白衣人抓着被割开的那一小块皮肉,“嗤……”一声,将女人的脸活生生地撕了一半下来。他抓了狂似的怒吼,这些都不能发泄出心里的愤怒。他抓起手推车上一把手术器具,狠狠地插向女人的头部。
“不要动!不要动!你为什么要动!你为什么不听话!啊啊啊!”鲜血迸溅满身,满脸。
白衣人每喊一声,所有锋利的器具都会被齐齐插向女人的脸上,再用力地拔出来。一下接着一下,不知道白衣人发泄了多久,在他停下来的时候,女人的脸上完全变成了血肉模糊的一片。
碎肉一块一块地瘫在头骨上,眼窝里也戳满了碎肉。剪刀,手术刀等等歪七扭八地立在上面,然而那个女人,早已断了呼吸。
白衣人大口大口地喘着粗气,惊恐地看着床上的死尸,眼泪从眼眶里汹涌而出。“为什么要动?为什么你们都不肯听话?我好伤心啊!”

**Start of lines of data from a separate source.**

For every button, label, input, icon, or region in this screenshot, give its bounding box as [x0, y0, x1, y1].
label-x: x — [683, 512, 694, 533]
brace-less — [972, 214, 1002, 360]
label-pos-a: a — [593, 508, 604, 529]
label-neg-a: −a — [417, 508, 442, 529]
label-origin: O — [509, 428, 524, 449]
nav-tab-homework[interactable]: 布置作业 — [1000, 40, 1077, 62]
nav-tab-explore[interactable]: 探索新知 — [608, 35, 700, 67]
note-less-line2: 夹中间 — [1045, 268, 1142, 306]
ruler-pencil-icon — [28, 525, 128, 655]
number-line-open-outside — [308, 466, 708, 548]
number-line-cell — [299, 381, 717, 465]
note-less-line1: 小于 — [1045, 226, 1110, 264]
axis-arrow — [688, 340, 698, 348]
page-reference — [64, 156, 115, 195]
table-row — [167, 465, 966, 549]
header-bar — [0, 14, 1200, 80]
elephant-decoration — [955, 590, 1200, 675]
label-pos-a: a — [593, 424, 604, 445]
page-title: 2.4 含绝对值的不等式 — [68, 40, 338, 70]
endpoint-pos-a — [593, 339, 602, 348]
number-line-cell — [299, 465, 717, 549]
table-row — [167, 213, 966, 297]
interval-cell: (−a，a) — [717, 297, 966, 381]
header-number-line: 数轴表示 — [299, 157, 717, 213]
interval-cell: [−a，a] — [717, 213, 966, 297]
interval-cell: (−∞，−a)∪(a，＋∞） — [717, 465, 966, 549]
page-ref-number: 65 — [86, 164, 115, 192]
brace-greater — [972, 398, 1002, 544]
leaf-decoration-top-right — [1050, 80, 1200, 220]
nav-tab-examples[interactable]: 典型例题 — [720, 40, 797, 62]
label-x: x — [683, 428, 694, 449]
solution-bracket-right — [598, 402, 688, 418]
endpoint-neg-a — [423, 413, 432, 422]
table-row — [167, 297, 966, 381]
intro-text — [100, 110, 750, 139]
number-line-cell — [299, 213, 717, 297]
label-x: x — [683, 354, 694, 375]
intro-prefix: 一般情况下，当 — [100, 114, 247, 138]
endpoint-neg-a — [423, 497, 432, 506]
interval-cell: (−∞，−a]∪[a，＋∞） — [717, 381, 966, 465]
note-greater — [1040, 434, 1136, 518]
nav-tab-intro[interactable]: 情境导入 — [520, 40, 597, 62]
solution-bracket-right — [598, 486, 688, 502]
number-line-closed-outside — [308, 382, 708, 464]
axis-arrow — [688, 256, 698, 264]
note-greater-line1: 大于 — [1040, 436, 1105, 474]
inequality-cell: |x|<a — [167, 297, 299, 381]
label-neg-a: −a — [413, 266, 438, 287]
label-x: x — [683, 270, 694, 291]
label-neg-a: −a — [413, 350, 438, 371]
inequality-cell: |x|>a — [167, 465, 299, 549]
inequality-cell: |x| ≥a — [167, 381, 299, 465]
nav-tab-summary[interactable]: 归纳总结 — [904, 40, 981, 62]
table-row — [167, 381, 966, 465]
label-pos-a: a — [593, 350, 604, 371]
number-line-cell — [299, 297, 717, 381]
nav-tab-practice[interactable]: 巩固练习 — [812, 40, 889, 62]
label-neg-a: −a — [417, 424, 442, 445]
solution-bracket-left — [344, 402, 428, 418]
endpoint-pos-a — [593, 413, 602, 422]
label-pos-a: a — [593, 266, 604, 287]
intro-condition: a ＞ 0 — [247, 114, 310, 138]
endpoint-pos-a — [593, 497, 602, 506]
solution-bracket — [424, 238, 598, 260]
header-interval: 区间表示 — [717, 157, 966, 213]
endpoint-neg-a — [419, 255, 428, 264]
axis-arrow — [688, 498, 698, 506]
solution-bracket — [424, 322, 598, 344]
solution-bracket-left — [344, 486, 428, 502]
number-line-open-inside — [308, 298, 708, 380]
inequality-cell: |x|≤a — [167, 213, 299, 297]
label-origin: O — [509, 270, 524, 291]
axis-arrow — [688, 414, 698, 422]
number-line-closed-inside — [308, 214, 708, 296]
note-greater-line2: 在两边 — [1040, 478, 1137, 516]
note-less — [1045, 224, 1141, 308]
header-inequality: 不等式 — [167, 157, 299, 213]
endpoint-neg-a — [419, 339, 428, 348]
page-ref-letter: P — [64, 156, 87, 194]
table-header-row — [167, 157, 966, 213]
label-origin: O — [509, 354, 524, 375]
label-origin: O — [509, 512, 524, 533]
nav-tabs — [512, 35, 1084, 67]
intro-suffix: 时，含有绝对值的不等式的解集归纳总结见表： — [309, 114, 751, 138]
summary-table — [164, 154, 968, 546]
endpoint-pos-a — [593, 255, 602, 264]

他呆立在床前一会,扯下无菌帽,从床底下掏出了一把红色的烤漆电锯……
“不要过来……不要……”冷汗密密麻麻地凝聚为额头,司灼靠在椅子上扑腾着双臂,猛然睁开了双眼。
她捂着胸口不停地大口呼吸,甚至忘记擦去额头上的汗珠。
病房里很安静,除了窗外的风呼呼地吹动着窗帘,就只剩下仪器发出的“滴滴”声。
房间里没有开灯,但是可以清楚地看清屋里的布置。经过前一晚的事件,林烊抢救以后就被转移到了VIP病房。空间很大,司灼也是第一次见到。
林烊躺在豪华的大床上,身上盖着被子,口鼻盖戴着输氧管,他依然处于昏迷不醒的状态。床的两边全是各种医疗器械,下面是一排高档次的小立柜,上面摆放着各种水果和营养品以及药品。